The image from his mind was quite different. “In private? Did she say something to you in private?” After all, reading minds isn’t like watching television. People don’t relate things in their own brains, the way they would if they were telling a story to another person.

Barry looked embarrassed and even angrier. “Yes, in private. We’d been having sex for a while, and then one day she just wasn’t interested anymore.”

“Did she tell you why?”

“She told me I was… inadequate.”

That hadn’t been the phrase she used. I felt embarrassed for him when I heard the actual words in his head.

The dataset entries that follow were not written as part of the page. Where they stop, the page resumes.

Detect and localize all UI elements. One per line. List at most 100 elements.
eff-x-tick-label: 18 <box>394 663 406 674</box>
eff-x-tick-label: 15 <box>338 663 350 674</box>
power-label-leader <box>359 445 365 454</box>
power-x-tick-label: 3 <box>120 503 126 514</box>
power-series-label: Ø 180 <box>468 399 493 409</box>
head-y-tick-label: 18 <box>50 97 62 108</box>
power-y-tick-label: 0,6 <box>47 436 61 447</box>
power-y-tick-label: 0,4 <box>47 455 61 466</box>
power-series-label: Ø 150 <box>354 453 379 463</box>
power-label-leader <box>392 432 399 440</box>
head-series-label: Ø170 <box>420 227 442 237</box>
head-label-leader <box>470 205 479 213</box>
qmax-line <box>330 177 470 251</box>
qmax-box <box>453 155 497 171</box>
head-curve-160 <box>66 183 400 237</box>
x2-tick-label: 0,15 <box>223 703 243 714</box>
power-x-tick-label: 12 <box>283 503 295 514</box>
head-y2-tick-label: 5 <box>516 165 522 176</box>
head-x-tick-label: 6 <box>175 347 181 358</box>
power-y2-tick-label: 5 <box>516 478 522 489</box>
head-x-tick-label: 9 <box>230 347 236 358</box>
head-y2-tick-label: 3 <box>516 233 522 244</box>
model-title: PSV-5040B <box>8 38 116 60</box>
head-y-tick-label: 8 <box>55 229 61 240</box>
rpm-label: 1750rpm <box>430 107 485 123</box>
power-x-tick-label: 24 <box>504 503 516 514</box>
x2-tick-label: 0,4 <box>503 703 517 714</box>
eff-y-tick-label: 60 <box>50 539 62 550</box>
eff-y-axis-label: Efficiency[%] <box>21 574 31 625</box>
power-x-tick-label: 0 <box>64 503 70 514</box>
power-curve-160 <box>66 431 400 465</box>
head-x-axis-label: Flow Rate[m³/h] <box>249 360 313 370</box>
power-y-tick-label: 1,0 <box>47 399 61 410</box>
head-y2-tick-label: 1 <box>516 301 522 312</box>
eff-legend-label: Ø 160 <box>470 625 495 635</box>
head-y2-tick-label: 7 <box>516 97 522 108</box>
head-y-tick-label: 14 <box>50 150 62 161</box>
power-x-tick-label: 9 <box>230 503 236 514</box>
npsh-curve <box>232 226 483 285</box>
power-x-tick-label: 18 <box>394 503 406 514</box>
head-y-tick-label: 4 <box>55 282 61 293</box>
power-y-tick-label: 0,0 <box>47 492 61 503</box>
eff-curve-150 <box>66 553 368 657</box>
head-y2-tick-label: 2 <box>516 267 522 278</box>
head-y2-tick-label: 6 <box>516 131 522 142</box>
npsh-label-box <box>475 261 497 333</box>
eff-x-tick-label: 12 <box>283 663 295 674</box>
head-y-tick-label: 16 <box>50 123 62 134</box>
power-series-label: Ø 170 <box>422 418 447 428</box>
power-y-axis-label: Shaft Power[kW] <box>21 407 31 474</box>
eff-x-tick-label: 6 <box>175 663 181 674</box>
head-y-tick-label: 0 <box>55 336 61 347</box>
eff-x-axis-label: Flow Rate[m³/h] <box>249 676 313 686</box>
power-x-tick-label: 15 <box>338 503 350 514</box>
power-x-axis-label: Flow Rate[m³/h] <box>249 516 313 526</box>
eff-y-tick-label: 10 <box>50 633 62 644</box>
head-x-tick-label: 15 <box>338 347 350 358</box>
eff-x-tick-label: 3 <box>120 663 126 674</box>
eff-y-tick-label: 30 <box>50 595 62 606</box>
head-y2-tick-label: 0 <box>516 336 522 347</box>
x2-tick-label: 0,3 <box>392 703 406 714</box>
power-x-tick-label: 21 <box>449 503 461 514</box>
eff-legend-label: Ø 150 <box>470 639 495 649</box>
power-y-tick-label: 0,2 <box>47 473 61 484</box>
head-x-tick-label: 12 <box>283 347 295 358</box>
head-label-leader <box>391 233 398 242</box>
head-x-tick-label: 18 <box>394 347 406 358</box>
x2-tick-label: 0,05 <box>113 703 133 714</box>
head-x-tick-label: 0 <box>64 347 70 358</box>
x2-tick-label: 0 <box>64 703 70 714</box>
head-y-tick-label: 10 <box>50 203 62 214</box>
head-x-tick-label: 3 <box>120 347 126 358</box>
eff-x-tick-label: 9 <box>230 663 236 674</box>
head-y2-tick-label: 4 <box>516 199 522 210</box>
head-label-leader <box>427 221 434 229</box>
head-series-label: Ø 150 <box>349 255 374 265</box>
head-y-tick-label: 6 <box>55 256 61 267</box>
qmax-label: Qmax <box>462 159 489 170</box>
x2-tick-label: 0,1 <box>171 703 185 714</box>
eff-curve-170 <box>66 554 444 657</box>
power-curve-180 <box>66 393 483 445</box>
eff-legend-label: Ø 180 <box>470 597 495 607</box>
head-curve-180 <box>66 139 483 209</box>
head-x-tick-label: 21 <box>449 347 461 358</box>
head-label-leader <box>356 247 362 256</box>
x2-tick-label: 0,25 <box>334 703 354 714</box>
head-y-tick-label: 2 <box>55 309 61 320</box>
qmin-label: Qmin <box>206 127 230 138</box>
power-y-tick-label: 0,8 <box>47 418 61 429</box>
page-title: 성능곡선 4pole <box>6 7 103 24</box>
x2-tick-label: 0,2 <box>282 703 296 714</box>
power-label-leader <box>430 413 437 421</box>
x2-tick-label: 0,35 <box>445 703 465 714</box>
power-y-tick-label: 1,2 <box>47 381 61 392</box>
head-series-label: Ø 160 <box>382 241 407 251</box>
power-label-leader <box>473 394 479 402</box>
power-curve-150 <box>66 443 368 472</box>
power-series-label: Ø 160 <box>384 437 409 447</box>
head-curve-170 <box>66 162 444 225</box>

“What did you do between shows tonight, Barry?”

“We had an hour. So I could get two shaves in.”

“You get paid for that?”

“Oh, yeah.” He grinned, but not as though something was funny. “You think I’d shave a stranger’s crotch if I didn’t get paid for it? But I make a big ritual out of it; act like it turns me on. I get a hundred bucks a pop.”

“When did you see Claudia?”

“When I went out to meet my first appointment, right as the first show was ending. She and her boyfriend were standing by the booth. I’d told them that was where I’d meet them.”

“Did you talk to Claudia?”

“No, I just looked at her.” He sounded sad. “I saw Rita, she was on her way to the booth with the money pouch, and I saw Jeff, he was on the stool at the back of the booth, where he usually stays.”